Martin Riley’s high school career at Sisler High School culminated in 1973 when he was the captain of the only varsity boys’ team in Manitoba to finish with a perfect record. After 38 wins and no losses, the Spartans took home the provincial championship and Riley received the prestigious Carl Ridd Award for academic and athletic excellence. Riley’s impressive career continued when he became the first player to ever be named to the Canadian National Team right out of high school.

Riley’s determination and legendary practice regimen served him well as he excelled on both the collegiate and international stages. It was that work ethic that was the driving force behind Riley’s career year in 1976 that saw him play a key role in Canada’s 4th place finish in the Montreal Olympics. In addition to his work with the Canadian National Team, Riley lead the University of Manitoba Bisons to the National Championship, received the Mike Moser Trophy as Canada’s top collegiate player and was also named Manitoba’s Athlete of the Year.

After graduating from the University of Manitoba, Riley would go on to win consecutive Senior Men’s National Championships in 1979 and 1980. In addition to the Senior Men’s Championship in 1980, Riley was the captain of the Canadian Olympic team (that unfortunately did not play due to the boycott of the Moscow Games) and also played professionally in Argentina.

Even after his playing career ended, Riley’s excellence in basketball continued as he focused his attention to coaching. Riley was the head coach of the University of Manitoba Bisons from 1980 to 1983 and then head coach at Miles Macdonell where he would lead his team to two provincial AAAA championships. Riley’s most recent endeavour is running the Winnipeg Wolves, a basketball club that he founded.

Dale Bradshaw

Simply put, the basketball landscape in Canada would not be the same were it not for Dale Bradshaw’s consistent dedication to the sport. For over 40 years, “the Dean” has contributed to the development of basketball players in a wide range of roles including coach, mentor, author and instructor.
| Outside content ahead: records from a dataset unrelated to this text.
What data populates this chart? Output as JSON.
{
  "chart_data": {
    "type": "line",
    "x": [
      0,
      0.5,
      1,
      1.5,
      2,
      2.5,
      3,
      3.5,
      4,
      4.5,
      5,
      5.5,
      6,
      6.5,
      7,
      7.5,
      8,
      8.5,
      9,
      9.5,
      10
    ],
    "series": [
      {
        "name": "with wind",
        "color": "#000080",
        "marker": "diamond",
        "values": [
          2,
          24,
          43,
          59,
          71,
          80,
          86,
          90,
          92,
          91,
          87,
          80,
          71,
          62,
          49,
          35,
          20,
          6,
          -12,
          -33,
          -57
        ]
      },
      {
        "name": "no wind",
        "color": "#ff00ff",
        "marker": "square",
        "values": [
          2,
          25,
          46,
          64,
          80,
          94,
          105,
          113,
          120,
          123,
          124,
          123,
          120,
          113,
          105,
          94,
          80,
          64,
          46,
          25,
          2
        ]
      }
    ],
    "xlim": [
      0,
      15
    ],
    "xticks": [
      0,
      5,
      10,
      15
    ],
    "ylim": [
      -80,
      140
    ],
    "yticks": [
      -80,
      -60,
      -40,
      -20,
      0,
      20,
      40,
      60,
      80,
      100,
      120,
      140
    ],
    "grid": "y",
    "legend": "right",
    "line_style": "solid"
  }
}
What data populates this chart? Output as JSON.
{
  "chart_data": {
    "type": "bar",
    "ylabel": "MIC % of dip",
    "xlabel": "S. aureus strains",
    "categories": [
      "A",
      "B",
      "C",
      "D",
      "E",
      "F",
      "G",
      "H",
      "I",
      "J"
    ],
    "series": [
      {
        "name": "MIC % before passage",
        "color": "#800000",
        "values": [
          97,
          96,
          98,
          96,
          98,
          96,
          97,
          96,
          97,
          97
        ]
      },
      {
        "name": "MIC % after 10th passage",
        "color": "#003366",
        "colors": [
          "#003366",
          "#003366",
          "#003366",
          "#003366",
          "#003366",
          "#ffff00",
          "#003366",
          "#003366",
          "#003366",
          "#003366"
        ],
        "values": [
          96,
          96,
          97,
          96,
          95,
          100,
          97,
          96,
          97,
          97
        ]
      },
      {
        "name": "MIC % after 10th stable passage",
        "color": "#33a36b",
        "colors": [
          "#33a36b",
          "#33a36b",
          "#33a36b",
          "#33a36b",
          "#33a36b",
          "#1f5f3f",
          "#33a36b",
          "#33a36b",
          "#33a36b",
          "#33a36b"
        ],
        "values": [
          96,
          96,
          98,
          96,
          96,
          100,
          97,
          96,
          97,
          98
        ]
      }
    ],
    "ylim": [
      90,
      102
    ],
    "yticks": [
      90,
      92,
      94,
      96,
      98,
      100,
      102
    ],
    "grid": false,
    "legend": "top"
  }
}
From a coaching standpoint, few are as decorated as Bradshaw. His list of accomplishments is highlighted by five AAAA Championships with the Dakota Collegiate Varsity Boys, nine medals from Western and National Championships and two stints as Assistant Coach of the Canadian National Men’s Team. Away from the court, Bradshaw has shared his knowledge of the game while serving as President of the Manitoba Basketball Coaches Association and by authoring a series of textbooks titled “Team Concepts in Basketball”.

1973 Sisler Spartans

In all the years before them and the 38 years since, there has never been a high school basketball team in Manitoba like the 1973 Varsity Boys Sisler Spartans. Led by coach Gary Grubert and future collegiate and international-star Martin Riley, the 1973 Sisler Spartans enjoyed a perfect season of 38 wins and no losses. In addition to Riley, the team was stacked with several players who would go on to enjoy successful collegiate and coaching careers.

From Bradshaw to Pangos, from past greats to future stars there is so much that has and will shape the Canadia basketball landscape. As March passes and another basketball season comes to a close in Canada we can look back at a storied history and relish the moments to come.